Teniendo en cuenta la mala alimentación a la que me he sometido en el transcurso de todos estos años, ligado a una serie de problemas de salud, como hipertensión, artrosis generalizada y osteoporosis, no creo que este ser humano que está aquí sentado tecleando en un ordenador, pueda sobrevivir más de 30 años, que más o menos es lo que tendremos que esperar para que la mayoría de todos en Cuba puedan tener acceso a Internet en casa.

Y si por alguna casualidad divina el Señor me permite vivir más de 30 años, primero tendré que tener un teléfono fijo,pero sé que para ese lejano 2047, tendré 74 añitos, y vaticino que me tendrán amarrado a una silla, bajo un estricto tratamiento médico, porque antes de irme de una vez y  por todas de este infierno habré perdido la razón, y de mi locura serán responsables los mandatarios de este gobierno, y Etecsa que cada vez que realiza un movimiento, lo hace con el fin de destruir a los ya arruinados seres de esta tierra donde todos somos hermanos y gozamos de privilegios, ninguno más que otros, sino parejos.

Resultan ofensivas las tarifas impuestas, para aquellos que han tenido la posibilidad de ser tocados por la bonanza del imperio Etecsa, de llevarles Internet a casa. El que no pueda pagar, al menos, tiene un mes gratuito, que sirve como gancho para aquellos ciudadanos que a estas alturas del siglo XXI, no han descubierto lo que es un buscador de Google ni saben para lo que funcionan Facebook o Instagram, etc…

Pobre del que se enganche, porque a partir de ahora tendrá que ir pensando de dónde sacar dinero para costearse unas 30 horas de Internet que son mínimas. Sabe Etecsa, que no tiene ni un pelo de tonta, que nadie se conectará una hora diaria, eso está clarísimo, esas tarifas arbitrarias están hechas para chupar dinero y no sangre a los internautas, y, a su vez, algunos clientes victimizados exprimirán a  familiares que viven en el extranjero, que, por lo general, tienen mejor solvencia económica.

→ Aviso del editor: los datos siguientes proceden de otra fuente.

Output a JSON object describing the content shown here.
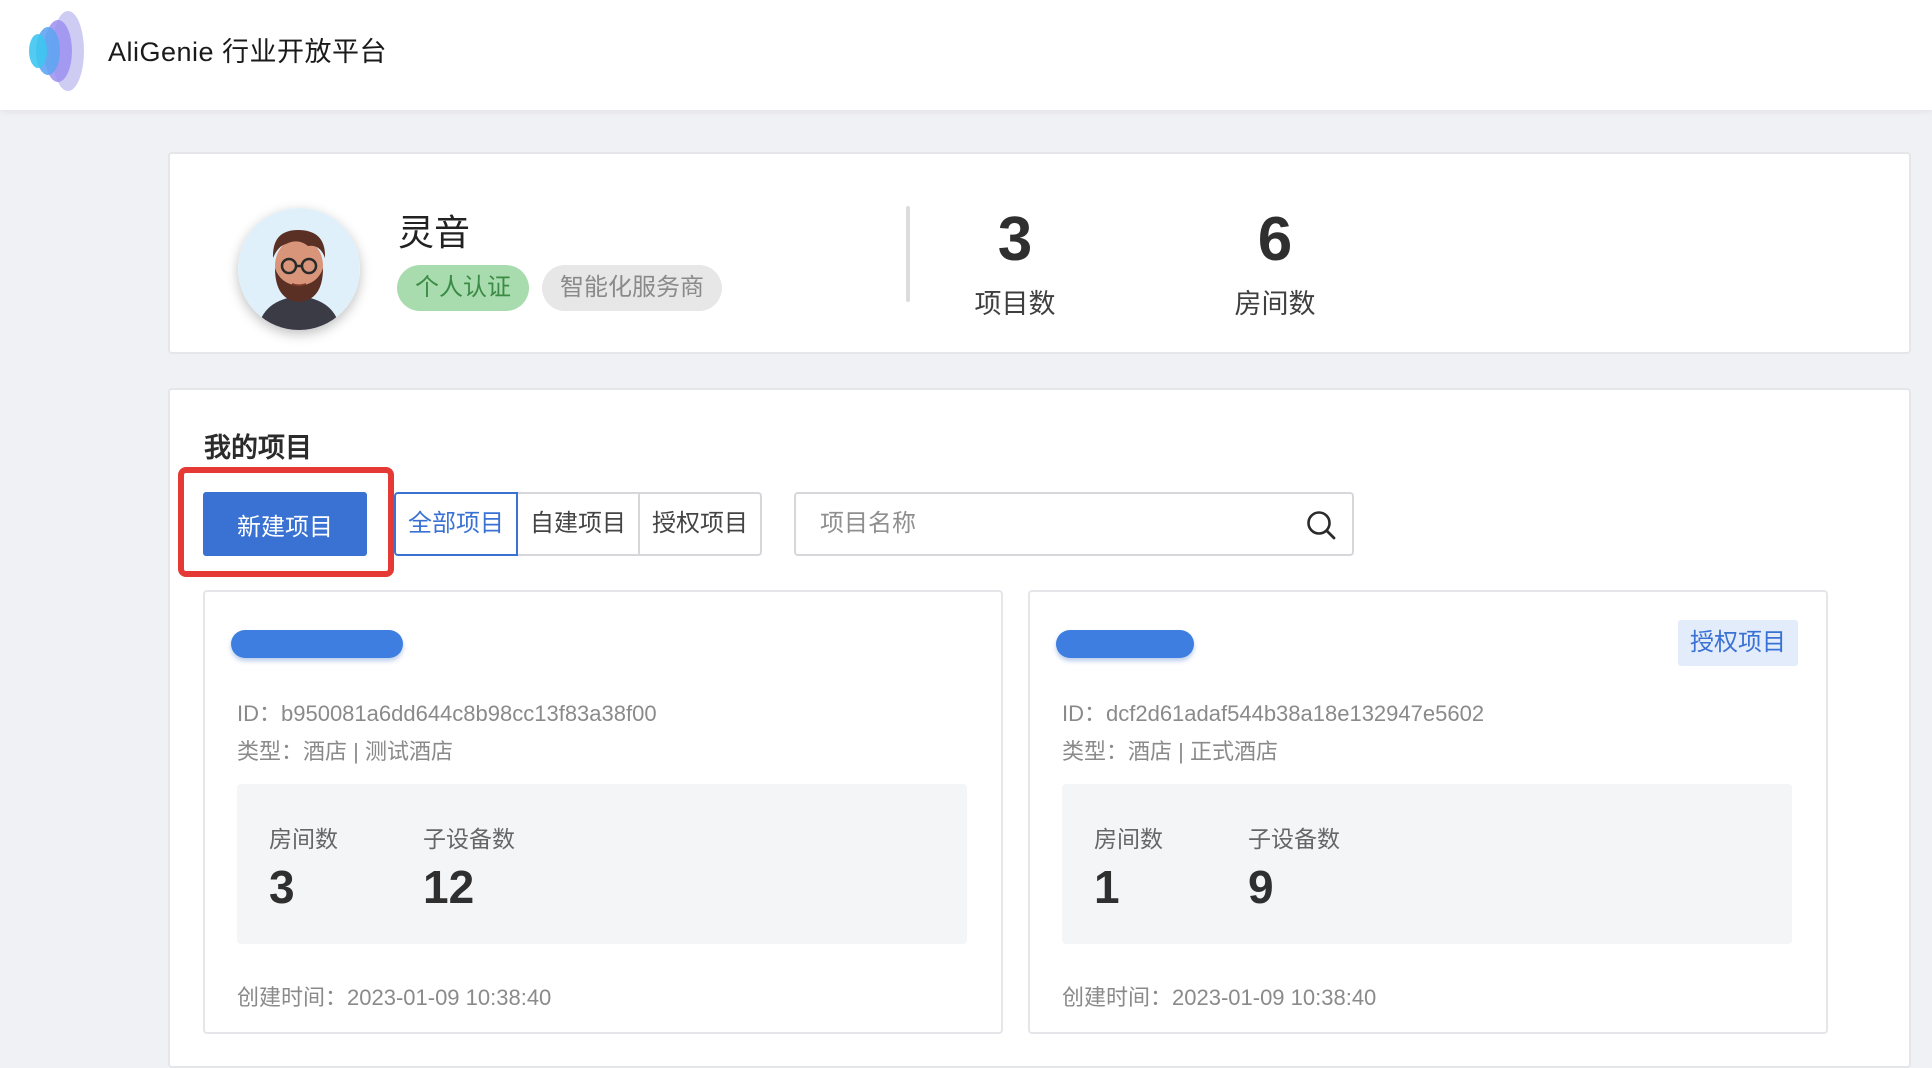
{
  "header": {
    "brand": "AliGenie 行业开放平台"
  },
  "profile": {
    "name": "灵音",
    "badges": [
      "个人认证",
      "智能化服务商"
    ],
    "stats": [
      {
        "value": "3",
        "label": "项目数"
      },
      {
        "value": "6",
        "label": "房间数"
      }
    ]
  },
  "projects": {
    "title": "我的项目",
    "new_button": "新建项目",
    "tabs": [
      "全部项目",
      "自建项目",
      "授权项目"
    ],
    "active_tab": "全部项目",
    "search_placeholder": "项目名称",
    "cards": [
      {
        "id": "ID：b950081a6dd644c8b98cc13f83a38f00",
        "type": "类型：酒店 | 测试酒店",
        "rooms_label": "房间数",
        "rooms": "3",
        "devices_label": "子设备数",
        "devices": "12",
        "created": "创建时间：2023-01-09 10:38:40",
        "tag": ""
      },
      {
        "id": "ID：dcf2d61adaf544b38a18e132947e5602",
        "type": "类型：酒店 | 正式酒店",
        "rooms_label": "房间数",
        "rooms": "1",
        "devices_label": "子设备数",
        "devices": "9",
        "created": "创建时间：2023-01-09 10:38:40",
        "tag": "授权项目"
      }
    ]
  },
  "colors": {
    "primary": "#3a72d4",
    "highlight": "#e53935",
    "badge_green": "#a8dcae",
    "badge_gray": "#e7e7e7"
  }
}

En fin, como dije al principio, ya sé lo que nos depara el futuro en un país que progresa, que pone todo a disposición de su gente querida, y merece lo mejor; un país donde, al parecer, no somos vistos como personas únicas e independientes.

Y que conste, somos la única nación revolucionaria del mundo donde todos somos una misma persona.

Nonardo Perea

Nonardo Perea: Me defino como una persona observadora, me gusta escribir con sinceridad lo que pienso y vivo en carne propia. Para mí resulta un tanto difícil el dialogo, soy tímido y de pocas palabras, es por ello que considero que mi mejor medio de comunicación es la escritura. Vivo en Marianao y tengo 40 años.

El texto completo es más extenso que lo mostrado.